The way she saw it this could develop in one of two ways: she could, on the flip of a dime, revert back to her old self, smile and pretend to have fun, engage in conversation that could be interesting and could also not be. Maybe flirt a little if she was feeling it, after all, Taylor was a good looking man, was he not? Or, she would introduce the person she was now. The shy and awkward, who was bad at making conversation because she much rather be left alone with her thoughts and maybe a bottle of tequila. There was the option of a middle ground. Something between her two personas, but that was rare to come by. It took a level of comfortability that this encounter would have to progress towards. Sucking in a breath, the blonde nodded in agreement. “Well, lucky me indeed,” she said, a small smile that didn’t reach the eyes, “you don’t have to pay for mine though, I, uh— anyone would have given you your wallet back, I’m pretty much sure of it,” was she? Definitely not, but paying for her coffee seemed like a stretch. “Taylor Johnathan…” Theo said his name again, more to herself than to him because it had a ring to it… almost familiar. “That’s quite a name… rich name too and I’m sorry if you’re not, I just spent enough time around rich people to kind of get caught on these expensive-sounding names. It’s a good one, too.” Her curse was internal, she couldn’t believe she was babbling about the man’s name, just downright shameful. “I’ll have a latte.”
Was it him or did she seem... off? The man knew that his presence unsettled the many rather than just a few without a clear divide between strangers or acquaintances in the target line, but it usually only did because he wanted it to do so.

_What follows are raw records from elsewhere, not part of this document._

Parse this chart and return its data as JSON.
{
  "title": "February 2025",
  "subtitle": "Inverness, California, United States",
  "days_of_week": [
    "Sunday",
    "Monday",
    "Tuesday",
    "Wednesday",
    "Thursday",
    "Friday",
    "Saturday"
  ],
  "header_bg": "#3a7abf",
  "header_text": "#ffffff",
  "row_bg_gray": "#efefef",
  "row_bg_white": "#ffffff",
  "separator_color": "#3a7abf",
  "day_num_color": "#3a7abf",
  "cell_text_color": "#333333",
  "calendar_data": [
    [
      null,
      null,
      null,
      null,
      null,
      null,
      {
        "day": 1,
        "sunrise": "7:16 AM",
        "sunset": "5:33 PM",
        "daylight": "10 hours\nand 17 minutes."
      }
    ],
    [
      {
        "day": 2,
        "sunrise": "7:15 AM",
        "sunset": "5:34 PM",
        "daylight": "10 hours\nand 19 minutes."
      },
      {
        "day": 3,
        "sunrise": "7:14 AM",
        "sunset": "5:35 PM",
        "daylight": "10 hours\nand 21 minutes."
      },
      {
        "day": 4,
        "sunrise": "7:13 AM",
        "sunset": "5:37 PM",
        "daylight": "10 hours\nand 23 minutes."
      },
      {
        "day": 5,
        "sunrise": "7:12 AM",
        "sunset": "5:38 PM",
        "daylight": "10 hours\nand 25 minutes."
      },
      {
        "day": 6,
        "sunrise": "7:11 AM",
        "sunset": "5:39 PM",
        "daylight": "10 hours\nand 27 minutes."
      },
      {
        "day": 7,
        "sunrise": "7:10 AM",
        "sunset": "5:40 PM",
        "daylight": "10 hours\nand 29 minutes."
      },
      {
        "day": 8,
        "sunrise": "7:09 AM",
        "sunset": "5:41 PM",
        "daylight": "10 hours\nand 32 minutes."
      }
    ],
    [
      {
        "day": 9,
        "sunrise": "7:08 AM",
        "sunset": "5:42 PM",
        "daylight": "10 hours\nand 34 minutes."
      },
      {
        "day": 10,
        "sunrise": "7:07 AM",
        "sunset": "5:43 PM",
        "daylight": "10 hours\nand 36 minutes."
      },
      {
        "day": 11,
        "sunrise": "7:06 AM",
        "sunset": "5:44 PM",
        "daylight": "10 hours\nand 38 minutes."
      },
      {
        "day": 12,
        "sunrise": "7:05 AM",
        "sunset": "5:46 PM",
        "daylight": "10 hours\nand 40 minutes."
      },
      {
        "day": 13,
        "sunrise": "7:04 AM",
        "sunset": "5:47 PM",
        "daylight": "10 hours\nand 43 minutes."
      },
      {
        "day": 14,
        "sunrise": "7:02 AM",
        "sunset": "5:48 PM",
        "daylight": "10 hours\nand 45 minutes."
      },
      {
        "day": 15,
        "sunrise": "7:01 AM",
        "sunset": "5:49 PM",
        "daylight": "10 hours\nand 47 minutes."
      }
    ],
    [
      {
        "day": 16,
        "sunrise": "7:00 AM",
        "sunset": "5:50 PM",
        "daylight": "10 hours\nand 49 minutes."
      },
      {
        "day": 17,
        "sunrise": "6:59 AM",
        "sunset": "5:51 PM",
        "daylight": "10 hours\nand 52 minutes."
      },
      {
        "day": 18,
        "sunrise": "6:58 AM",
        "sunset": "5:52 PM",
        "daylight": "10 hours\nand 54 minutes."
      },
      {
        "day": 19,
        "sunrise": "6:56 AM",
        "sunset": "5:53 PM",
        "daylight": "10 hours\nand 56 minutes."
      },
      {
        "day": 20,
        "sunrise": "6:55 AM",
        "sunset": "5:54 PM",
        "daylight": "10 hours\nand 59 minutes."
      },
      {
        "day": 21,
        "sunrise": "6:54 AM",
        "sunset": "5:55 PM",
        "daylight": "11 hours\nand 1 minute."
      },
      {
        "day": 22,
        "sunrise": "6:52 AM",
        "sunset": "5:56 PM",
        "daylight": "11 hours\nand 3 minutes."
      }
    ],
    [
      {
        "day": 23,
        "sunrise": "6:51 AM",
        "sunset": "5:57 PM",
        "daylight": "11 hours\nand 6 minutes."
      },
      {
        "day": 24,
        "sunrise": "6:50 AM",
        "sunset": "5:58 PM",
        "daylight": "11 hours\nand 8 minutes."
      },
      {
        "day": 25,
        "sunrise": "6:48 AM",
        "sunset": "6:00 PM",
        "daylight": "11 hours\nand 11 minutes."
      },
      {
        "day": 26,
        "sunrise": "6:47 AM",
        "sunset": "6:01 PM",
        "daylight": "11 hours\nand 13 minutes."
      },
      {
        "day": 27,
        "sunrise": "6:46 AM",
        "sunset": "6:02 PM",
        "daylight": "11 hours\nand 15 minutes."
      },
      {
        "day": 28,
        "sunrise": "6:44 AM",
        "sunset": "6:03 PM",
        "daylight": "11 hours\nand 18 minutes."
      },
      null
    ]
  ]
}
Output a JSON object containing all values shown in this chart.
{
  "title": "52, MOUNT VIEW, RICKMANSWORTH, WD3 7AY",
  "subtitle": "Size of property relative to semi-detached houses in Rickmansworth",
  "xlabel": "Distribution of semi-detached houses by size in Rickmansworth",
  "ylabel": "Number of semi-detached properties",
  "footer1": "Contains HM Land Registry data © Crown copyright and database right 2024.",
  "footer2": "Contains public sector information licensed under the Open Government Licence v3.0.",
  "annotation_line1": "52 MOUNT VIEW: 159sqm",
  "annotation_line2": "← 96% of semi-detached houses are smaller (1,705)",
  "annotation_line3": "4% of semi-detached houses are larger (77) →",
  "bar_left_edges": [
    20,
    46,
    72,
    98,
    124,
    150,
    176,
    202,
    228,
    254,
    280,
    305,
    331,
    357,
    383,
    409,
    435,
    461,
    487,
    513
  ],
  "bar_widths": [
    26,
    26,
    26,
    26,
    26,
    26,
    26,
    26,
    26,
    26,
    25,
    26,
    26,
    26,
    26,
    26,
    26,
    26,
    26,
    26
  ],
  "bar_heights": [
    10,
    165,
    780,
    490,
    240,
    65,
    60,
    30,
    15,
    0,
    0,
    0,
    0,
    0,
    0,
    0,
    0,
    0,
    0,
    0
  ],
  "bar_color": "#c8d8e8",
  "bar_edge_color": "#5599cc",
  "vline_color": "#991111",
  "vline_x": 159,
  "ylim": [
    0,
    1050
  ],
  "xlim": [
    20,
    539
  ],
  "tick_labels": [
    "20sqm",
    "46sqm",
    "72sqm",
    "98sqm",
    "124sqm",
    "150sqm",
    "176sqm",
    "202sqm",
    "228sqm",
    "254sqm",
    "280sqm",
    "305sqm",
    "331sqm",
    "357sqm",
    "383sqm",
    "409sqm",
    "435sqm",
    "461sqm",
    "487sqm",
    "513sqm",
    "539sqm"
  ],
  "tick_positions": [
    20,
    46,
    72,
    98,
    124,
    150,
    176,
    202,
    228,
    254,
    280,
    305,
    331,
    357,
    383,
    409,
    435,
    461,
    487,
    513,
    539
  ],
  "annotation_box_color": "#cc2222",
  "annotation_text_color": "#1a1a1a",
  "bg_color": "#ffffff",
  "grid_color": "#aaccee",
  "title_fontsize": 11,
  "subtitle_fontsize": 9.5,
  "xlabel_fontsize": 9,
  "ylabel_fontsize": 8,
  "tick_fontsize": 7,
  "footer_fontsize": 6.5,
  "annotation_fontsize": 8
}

Theodora had caught him in about as good as a mood as one could given the circumstances of his state of life at the moment, and yet Taylor saw himself drawn to soften his voice forcibly in what edged into the unnatural to those who heard him speak in a rasp force when careless. “It’s nothing to me. Take it as a parting gift from a former resident here, and, by any means, you won’t have to sift through coffee shops to find another good one around after.” There was no telling if she did truly live somewhere around or just sauntered in the wrong neighborhood, but if were the former Taylor at least knew to a definite that she had not been there before. A near-perfect neighbor wouldn’t have missed a newcomer.

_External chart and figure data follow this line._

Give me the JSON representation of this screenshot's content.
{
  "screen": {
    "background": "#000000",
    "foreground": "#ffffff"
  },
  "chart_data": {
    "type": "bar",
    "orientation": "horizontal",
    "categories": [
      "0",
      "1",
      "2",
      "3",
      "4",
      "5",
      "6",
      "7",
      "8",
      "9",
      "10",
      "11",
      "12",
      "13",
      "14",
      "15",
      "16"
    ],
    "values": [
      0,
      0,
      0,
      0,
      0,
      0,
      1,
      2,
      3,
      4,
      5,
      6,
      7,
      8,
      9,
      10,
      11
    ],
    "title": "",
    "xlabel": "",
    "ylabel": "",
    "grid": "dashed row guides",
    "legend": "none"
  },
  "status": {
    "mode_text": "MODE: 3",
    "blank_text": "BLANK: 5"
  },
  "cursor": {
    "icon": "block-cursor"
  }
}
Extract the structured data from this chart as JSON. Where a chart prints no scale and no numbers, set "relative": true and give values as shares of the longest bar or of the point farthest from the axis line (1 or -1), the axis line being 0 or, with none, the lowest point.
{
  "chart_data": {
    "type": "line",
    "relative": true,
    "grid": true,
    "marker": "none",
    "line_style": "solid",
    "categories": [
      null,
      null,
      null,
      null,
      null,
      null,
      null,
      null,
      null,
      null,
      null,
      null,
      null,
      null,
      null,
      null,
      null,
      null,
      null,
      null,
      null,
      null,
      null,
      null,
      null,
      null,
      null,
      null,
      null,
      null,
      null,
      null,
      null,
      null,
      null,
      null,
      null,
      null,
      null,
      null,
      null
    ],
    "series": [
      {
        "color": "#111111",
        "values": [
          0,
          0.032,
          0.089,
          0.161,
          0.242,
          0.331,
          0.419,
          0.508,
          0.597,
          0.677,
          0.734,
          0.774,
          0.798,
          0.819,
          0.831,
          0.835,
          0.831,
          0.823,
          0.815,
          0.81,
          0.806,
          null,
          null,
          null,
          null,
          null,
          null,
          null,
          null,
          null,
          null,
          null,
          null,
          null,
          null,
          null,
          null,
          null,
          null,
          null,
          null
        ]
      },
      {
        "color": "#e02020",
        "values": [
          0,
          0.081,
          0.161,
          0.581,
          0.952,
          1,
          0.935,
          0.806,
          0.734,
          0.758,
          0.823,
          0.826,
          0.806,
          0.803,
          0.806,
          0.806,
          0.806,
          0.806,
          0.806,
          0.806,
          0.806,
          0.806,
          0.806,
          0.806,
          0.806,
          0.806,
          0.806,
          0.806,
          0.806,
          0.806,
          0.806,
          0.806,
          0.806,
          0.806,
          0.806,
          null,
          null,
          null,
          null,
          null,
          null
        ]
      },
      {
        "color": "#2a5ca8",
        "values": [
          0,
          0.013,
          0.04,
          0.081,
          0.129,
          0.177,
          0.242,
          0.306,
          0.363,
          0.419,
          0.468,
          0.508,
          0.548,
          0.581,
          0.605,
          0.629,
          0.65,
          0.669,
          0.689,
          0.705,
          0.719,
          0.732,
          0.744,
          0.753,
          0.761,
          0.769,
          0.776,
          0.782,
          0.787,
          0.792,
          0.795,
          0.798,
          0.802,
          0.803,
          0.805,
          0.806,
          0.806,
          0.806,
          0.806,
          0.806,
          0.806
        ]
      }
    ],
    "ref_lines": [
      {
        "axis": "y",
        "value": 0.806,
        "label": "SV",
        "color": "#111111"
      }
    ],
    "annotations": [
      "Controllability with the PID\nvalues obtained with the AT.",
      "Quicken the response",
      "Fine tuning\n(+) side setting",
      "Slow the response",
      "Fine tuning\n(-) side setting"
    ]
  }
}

“Thank you?” Not a full statement nor question, the words mixed with the sound of his chuckle. He had never been too fond of being a two-name person; though he would often still introduce himself by full given name, his tongue wouldn’t wrap around the sound of his middle name quite the same. Oh, the irony that the less rich name was the generational commemoration, after all. “One could say the same about Theodora.” He narrowed his eyes at her in an almost playful manner as he shifted his body weight from one foot to the other where he stayed for a second or two, elongating the moment. “You’d have a field day with the relatives of mine that love to recycle their names enough to get out the roman numerals.” Neither confirming nor denying her suspicion (as he'd learned so well to do) Taylor gave a lax shrug of his shoulders before extending a hand to gesture towards their intended way. “Shall we, then?”